Более независимы от письменных памятников сюжеты двенадцати резных пластин, которые в исторической литературе признаются иллюстрациями к тексту Сказания о князьях владимирских. Две первые – совет великого князя Владимира – ближе других ко всем трем памятникам: в надписях к пластинам говорится о том, что великий князь «совет творяше с князьми своими из бояры», «собирает воеводы искусны и благоразсудны и поставляет чиноначалницы». Но далее четыре пластины (две на северной стороне и две на западной) рассказывают о походе русских войск во Фракию, которому во всех трех письменных источниках посвящена одна фраза: «и отпусти их на Фракию Царяграда области; и поплениша их доволно, и възвратишася со многым богатьством» (слова «и взвратишася со многим богатеством» – это подпись к изображению на одной из пластин).

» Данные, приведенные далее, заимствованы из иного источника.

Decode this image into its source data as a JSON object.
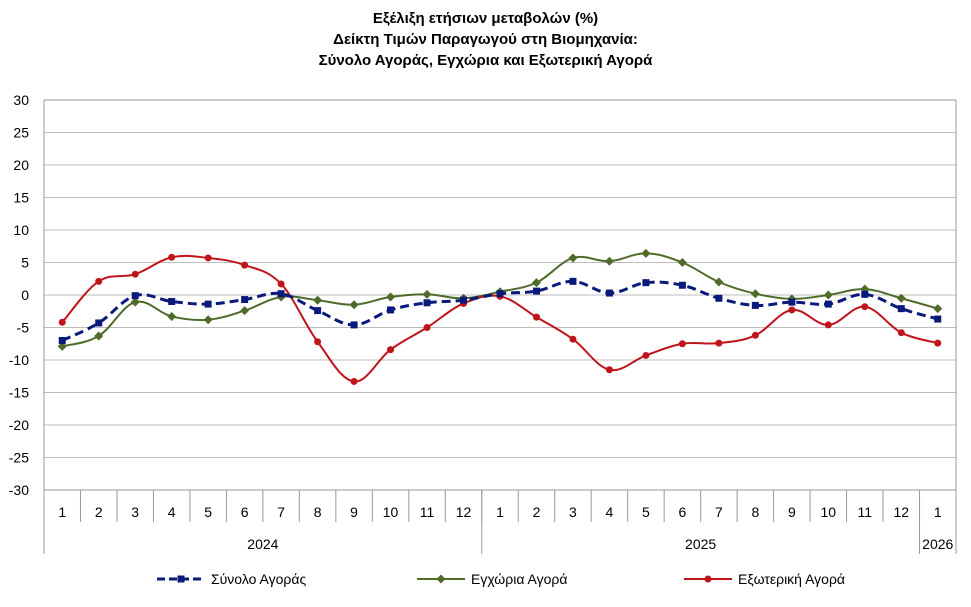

Еще одна пластина изображает поход царя Константина «на персы»[562]
.Изображения последних пяти пластин посвящены совету императора Константина, посылке его даров в Киев и венчанию великого князя Владимира Всеволодовича этими дарами. Об этом венчании ничего не говорится в письменных памятниках. Все это еще раз доказывает самостоятельное значение изображений на Царском месте и позволяет вернуться к вопросу о его датировке.
При анализе текстов не стоит забывать, что при подготовке к венчанию на царство Ивана IV текст для украшения Царского места надо было подготовить заранее, чтобы его могли вырезать на пластинах. Это объясняет его близость к Чудовской повести, самому раннему из существующих памятников. В противном случае текст на передних дверцах должен был совпасть с текстом Поставления – официального документа, который и иллюстрирует Царское место. О такой тесной связи с коронационными документами говорят и рисунки последних пяти пластин Царского места, где передача регалий власти и венчание Владимира изображены с такими же жестами, которые описаны в Чине венчания Ивана IV и, кроме того, изображен скипетр, которого нет среди даров императора Константина. Возможно, на каком-то этапе разработки формулы идеи власти появилось и упоминание о Киеве, которое попало в тексты Царского места и не нашло отражения в более поздних документах Поставления и Сказании, сохранивших окончательные формулировки.
Соотношение исследованных текстов и текст Чина венчания Ивана IV позволяют предположить, что в 1547 г. Царское место стояло в Успенском соборе, а дата письменных источников – 1551 г. – относится к его восстановлению после московского пожара. Но окончательный вывод можно будет сделать лишь после специального изучения Царского места.
Однако уже сейчас можно говорить о следующем соотношении четырех представленных в работе памятников: наиболее ранний текст о посылке даров императора Константина находится в Чудовской повести; Царское место дает промежуточный вариант между повестью и текстом Поставления, написанного в связи с венчанием на царство Ивана IV (1547 г.). Текст Поставления сделал рассказ о посылке даров официальным, что отразилось в тексте Сказания о князьях владимирских. Совпадения этих текстов с текстом Послания Спиридона-Саввы практически отсутствуют.
Социально – политическая история
Зарождение чиновничьего аппарата Русского государства. Генеалогические заметки[563]
Проблема зарождения и эволюции государственного аппарата России и тесно связанная с ней проблема состава чиновничьего аппарата давно привлекала внимание исследователей. В силу специфики русских источников, где нет четких указаний на даты возникновения и функции средневековых органов управления, чаще первоначально изучались именно функции и состав чиновников; достаточно вспомнить классический труд Н. П. Лихачева «Разрядные дьяки XVI века» (СПб., 1888) или работы С. К. Богоявленского и С. Б. Веселовского[564]
. Большую работу по сбору сведений о личном составе административных служб в конце XV–XVI вв. провел А. А. Зимин[565]. И, наконец, подвел итоги предшествующих исследований и предложил свою концепцию Ю. Г. Алексеев[566], работа которого становится настольной книгой каждого, кто собирается заниматься историей государственного аппарата средневековой России. Благодаря этим трудам, работам генеалогов начала века, которых интересовали родственные связи между дьяческими семьями и семьями титулованных родов, мы можем также проследить процесс срастания служилых и аристократических фамилий. Правда, в силу специфики отечественных источников, этот процесс лучше виден, начиная с середины XVI в.